De avond die te vlug nacht werd was een grote verzameling van gedachten waaruit je pas ontwaakte in de morgen van een totaal nieuwe dag. Nieuw om verschillende redenen die je kende en andere die verborgen bleven, een ervan was dat je iets schrijven wou vandaag dat je nog nooit geschreven had, een experiment, een toevoegsel dat beantwoorden zou aan de speciale sfeer waarin je was toen je neerzat om je blog te brengen. Het kwam er echter op aan, zoals het altijd gebeurt, de eerste zin te vinden, een zin zoals deze van T.S.Eliot, waar je gisteren op alludeerde en waarmee hij zijn ‘The Waste Land’ begint: ‘April is the cruellest month…’.
Maar je bent geen T.S. Eliot, en zult er nooit een worden. Een feit echter, staat als een paal boven water, had je, op die bepaalde dag in je leven, een bepaalde dichtbundel niet uitzijn rek genomen, je zou niet geschreven hebben zoals je nu al meer dan vijftig jaar bezig bent. Of, hoe het kan dat de impact van die eerste verzen die je toen las, een wereld geopend heeft die eigen is aan je manier van schrijven. Het is niet vandaag dat ik me realiseer, hoe ik werd wie ik werd als het op woorden versieren aan komt, ik heb dit al herhaalde malen laten blijken, wellicht zelfs geschreven en ik kom er nooit meer van los.
Wat is er dan nieuw aan wat ik schrijven wou vandaag, eigenlijk niets, nada. Er is wel een vaag idee van wat ik zou willen zeggen maar het is te vaag opdat het plots iets duidelijker zou worden hoe het moet. Het komt wel, maar of het vandaag zal zijn of later, of nooit, blijft me nog een vraagteken.
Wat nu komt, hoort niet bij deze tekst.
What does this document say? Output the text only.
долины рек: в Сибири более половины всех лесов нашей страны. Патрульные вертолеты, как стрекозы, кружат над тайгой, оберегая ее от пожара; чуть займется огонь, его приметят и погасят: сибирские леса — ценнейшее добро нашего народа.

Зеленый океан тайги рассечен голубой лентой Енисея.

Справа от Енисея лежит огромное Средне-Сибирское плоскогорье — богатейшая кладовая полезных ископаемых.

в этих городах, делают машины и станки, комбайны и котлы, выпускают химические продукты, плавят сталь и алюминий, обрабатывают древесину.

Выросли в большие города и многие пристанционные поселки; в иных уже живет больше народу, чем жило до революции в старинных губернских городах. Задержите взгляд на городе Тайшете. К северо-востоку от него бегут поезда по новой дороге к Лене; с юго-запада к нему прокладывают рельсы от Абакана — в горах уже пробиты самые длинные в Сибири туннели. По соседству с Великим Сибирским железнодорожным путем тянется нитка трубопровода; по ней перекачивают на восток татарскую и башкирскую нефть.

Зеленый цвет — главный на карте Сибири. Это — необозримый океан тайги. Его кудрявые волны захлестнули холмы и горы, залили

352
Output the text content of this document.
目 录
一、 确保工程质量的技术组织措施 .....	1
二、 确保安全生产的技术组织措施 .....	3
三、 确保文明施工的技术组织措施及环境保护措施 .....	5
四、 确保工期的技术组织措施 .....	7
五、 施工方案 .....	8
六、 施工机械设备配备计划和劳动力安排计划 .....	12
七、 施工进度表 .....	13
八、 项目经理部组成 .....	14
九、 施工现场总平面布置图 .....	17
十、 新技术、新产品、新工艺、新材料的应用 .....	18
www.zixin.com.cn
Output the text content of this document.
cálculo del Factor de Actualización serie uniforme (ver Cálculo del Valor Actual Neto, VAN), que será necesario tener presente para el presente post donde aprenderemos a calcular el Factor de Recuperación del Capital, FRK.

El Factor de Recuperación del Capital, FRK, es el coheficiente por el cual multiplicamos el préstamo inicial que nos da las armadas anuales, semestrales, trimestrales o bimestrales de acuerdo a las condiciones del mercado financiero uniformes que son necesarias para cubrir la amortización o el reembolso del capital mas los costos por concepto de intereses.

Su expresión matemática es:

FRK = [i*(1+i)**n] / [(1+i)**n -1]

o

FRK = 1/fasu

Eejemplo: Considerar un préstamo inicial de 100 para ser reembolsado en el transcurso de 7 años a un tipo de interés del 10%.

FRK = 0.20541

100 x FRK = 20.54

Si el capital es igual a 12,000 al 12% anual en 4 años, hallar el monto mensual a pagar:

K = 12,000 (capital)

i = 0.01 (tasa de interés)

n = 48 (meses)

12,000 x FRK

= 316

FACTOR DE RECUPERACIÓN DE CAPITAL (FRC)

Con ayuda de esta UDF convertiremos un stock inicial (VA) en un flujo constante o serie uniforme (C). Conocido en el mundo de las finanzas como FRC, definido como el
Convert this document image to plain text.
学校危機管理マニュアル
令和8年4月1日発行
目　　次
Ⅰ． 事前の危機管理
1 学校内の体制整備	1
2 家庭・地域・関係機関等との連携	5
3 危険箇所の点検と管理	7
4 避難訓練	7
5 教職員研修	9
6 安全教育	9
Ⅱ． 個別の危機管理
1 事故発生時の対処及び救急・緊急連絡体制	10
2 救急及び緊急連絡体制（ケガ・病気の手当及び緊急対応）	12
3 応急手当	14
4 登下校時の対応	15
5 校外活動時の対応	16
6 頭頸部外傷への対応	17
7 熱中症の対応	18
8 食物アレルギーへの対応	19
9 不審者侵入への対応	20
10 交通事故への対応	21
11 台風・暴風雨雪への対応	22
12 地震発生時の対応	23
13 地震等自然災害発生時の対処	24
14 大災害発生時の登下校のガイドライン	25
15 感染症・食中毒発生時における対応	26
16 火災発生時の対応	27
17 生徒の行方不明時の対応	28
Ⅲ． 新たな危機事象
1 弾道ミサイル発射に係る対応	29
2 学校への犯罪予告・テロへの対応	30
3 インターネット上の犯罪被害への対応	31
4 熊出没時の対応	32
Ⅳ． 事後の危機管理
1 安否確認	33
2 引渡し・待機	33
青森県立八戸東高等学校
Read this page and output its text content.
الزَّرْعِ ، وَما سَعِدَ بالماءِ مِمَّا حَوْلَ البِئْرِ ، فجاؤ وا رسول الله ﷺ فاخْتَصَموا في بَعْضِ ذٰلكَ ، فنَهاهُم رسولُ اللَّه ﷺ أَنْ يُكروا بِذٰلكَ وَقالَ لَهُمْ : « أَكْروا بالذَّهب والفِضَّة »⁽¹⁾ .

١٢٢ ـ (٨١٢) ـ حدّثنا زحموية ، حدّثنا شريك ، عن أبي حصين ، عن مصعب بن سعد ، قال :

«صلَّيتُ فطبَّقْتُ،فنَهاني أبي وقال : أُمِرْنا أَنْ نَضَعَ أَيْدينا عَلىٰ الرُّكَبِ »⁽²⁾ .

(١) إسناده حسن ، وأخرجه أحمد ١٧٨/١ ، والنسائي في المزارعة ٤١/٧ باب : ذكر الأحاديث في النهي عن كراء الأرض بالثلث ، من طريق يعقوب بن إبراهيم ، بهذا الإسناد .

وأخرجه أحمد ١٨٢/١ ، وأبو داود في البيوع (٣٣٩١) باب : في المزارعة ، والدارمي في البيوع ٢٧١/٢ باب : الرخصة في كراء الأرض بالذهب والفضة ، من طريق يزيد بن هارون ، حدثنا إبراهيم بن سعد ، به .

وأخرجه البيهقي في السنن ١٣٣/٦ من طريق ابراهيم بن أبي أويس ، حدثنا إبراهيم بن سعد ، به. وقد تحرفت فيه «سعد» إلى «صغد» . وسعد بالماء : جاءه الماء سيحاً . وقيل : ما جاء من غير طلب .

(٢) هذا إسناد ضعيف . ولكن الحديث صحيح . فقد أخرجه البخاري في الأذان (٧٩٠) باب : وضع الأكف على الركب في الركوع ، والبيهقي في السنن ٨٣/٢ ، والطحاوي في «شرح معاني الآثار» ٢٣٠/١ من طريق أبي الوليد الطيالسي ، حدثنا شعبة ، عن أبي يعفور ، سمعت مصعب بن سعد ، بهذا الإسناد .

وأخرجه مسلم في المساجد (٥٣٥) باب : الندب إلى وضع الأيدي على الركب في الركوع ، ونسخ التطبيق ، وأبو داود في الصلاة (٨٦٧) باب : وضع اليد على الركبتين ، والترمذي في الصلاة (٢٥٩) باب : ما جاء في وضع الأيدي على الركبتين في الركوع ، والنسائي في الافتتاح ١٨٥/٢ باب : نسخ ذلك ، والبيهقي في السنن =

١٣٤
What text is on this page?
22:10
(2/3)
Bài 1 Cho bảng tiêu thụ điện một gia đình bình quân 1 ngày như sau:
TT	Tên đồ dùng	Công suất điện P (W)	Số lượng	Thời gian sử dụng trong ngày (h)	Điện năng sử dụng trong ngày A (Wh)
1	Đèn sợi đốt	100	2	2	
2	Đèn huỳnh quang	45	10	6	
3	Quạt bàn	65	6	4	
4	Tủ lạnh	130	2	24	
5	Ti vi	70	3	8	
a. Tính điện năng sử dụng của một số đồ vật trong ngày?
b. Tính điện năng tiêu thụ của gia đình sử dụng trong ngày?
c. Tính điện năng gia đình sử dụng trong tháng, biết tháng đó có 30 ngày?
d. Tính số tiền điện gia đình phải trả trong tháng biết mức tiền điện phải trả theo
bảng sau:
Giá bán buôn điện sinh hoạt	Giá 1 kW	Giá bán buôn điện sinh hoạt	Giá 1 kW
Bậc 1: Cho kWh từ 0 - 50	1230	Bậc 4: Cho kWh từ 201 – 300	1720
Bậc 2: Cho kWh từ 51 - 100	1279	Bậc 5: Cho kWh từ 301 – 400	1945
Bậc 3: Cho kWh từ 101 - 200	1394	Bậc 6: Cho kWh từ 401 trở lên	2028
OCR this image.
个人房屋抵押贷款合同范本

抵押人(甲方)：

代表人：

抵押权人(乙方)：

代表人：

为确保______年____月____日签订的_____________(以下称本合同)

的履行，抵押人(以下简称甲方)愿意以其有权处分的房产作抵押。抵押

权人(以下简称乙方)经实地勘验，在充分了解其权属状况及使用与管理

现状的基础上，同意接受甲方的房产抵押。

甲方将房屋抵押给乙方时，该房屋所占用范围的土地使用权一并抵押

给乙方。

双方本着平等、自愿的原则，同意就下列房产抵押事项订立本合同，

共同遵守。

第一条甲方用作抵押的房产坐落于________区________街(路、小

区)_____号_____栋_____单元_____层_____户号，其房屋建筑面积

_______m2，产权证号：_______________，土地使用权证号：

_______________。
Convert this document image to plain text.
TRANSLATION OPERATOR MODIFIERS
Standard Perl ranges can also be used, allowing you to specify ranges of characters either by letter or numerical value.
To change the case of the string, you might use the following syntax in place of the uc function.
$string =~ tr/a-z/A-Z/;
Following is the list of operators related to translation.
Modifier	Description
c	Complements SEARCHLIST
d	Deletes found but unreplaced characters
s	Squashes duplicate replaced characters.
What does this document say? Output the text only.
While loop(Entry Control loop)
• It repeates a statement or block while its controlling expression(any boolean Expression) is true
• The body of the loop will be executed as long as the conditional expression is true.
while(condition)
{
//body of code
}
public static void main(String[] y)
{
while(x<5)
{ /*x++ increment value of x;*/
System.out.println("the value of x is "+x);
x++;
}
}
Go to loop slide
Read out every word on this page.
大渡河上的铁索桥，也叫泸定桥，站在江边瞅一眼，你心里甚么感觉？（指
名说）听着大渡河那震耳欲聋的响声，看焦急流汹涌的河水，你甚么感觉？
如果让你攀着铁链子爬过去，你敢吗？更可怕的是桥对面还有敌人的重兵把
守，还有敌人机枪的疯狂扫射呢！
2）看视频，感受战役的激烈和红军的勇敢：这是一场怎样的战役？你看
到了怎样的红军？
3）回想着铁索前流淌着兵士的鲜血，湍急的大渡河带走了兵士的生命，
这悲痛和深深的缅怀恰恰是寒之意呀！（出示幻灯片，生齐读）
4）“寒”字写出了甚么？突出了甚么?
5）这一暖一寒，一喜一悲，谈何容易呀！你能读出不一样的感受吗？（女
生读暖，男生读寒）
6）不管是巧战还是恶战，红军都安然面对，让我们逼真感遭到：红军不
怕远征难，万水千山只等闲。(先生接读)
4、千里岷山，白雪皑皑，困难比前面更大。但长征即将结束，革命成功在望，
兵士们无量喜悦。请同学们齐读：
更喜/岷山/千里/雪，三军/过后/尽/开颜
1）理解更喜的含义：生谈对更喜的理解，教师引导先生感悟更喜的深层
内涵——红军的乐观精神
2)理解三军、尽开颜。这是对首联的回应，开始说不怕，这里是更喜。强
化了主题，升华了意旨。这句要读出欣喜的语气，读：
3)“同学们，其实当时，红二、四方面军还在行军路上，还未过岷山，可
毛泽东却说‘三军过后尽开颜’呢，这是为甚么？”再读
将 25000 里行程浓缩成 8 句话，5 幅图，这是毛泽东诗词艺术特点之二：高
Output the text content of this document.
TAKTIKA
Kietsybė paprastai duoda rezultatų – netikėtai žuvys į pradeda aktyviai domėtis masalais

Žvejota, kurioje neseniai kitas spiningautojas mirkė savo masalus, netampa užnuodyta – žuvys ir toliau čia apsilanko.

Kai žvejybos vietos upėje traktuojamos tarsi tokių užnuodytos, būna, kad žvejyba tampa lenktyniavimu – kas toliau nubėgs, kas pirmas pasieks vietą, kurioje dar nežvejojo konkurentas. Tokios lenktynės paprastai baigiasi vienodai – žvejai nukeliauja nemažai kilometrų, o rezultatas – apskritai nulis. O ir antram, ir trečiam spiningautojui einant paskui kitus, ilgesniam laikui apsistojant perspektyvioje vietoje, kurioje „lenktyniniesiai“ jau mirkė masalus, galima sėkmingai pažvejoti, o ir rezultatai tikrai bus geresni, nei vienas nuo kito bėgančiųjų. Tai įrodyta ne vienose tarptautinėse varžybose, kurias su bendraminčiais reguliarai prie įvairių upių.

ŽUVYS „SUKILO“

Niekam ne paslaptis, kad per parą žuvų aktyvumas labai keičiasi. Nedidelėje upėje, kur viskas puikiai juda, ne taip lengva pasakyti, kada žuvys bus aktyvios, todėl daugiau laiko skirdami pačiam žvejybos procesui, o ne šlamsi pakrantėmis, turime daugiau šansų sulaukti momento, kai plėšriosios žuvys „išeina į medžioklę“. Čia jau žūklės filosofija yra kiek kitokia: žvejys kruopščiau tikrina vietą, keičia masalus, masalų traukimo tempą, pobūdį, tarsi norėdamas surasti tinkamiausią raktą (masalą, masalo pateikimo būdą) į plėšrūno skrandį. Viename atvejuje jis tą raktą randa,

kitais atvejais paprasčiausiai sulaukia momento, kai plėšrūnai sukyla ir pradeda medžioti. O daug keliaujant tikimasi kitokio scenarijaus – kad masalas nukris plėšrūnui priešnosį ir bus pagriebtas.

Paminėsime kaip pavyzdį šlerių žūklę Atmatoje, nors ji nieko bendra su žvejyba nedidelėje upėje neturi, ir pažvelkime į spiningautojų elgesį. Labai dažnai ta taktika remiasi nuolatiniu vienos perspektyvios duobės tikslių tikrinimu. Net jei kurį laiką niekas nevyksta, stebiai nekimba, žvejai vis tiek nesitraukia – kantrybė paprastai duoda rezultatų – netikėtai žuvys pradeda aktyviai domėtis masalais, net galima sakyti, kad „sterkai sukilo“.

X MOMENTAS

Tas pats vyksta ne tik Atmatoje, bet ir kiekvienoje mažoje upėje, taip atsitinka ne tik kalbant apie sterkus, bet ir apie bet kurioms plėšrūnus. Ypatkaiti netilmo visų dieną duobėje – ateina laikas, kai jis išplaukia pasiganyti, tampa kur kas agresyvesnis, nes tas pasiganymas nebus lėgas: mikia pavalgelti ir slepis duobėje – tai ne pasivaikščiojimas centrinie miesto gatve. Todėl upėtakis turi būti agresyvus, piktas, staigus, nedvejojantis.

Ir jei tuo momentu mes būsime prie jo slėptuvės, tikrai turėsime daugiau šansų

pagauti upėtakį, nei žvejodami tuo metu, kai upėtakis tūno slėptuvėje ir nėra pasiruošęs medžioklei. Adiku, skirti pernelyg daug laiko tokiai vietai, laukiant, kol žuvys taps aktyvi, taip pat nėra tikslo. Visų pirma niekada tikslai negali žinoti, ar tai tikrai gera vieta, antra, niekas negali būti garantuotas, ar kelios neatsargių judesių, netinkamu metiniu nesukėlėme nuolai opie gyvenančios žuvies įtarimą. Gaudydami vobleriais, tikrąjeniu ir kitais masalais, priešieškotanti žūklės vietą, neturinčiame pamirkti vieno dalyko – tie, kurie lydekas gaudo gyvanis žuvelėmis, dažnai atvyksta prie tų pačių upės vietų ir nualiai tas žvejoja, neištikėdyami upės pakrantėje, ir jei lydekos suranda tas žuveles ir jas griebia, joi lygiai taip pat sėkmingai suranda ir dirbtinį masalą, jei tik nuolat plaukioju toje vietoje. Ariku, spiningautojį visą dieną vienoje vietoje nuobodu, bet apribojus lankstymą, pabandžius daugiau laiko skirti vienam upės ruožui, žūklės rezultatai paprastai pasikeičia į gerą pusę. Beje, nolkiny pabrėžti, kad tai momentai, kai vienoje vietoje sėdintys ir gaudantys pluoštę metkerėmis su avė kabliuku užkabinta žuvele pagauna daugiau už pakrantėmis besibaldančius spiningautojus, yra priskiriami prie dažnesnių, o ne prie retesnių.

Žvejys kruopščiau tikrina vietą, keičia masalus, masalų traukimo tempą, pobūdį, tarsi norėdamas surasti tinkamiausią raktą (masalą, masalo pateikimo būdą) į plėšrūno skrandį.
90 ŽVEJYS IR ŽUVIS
De hoop is er, voorlopig blijft het daar bij, maar wat ik nog zeggen wou over Eliot is dat hij mijn oceaan is geweest waarop ik gevaren heb, ik zat, ik leefde in, en met het filosofisch aspect van zijn eerste versregels:
‘Time present and time past / Are both perhaps present in time future, / And time future contained in time past.’
‘Perhaps’, zegt hij, ‘perhaps present in time future’. Hij verkoos dus nog even te twijfelen, het nog niet te stellen als een absolute waarheid. Herman Servotte[1], die evenals ik, ‘mee gesleurd’ werd door de ‘Four Quartets’, heeft dit niet opgemerkt, heeft de ‘perhaps’ er bij genomen zonder er zich vragen over te stellen. Nochtans, is het een belangrijk woord, dan toch voor mij, anders zou ik er niet over uitweiden.
Het is echter niet vandaag dat die ‘perhaps’ mijn aandacht vraagt, ik heb er altijd met een zekere schroom, zelfs achterdocht, naar op gekeken, omdat ik van oordeel was, dat alles wat geweest is in ons leven, bepalend is geweest voor wat er daarna kwam en nog komen zal. Dat er niets is dat er niet moest zijn en als het er was, het nodig was opdat zou zijn wat is. Ik kan dit blijven herhalen, maar je kunt niets wegnemen uit het vorige en toch zijn waar en wie je bent.
Wat ik nu schrijf is volledig in de trant van Eliot, dit is waarover hij ook schrijven zou, zelfs als hij het niet zou gedaan hebben, dan was het een zin uit zijn poëtische gedachtenwereld die ongeschreven is gebleven bij hem.
IK durf dus besluiten dat wat die ‘perhaps’ betreft, die er staat omwille van het ritme in de zin, omwille van het feit dat ‘perhaps present in time future’, beter klinkt dan het naakte ‘present in time future.’[2]
Heb ik dan toch iets nieuw geschreven?
[1] Herman Servotte: ‘T.S.Eliot, De Four Quartets, uitgeverij de Nederlansdsche Boekhandel, Antwerpen/Amsterdam, 1974.
[2] Bij Dante, in de openingszinnen van zijn Inferno komt er ook iets dergelijks voor: hij schrijft: ‘ Nel mezzo del cammin di nostra vita mi ritrovai per una selva oscura… dus niet, wat je normaal verwachten kunt: ‘mi trovai’, maar ‘mi ritrovai’, hij vond zich terug in een donker woud: hij was er al geweest, was terug gekomen en zou er nu over schrijven.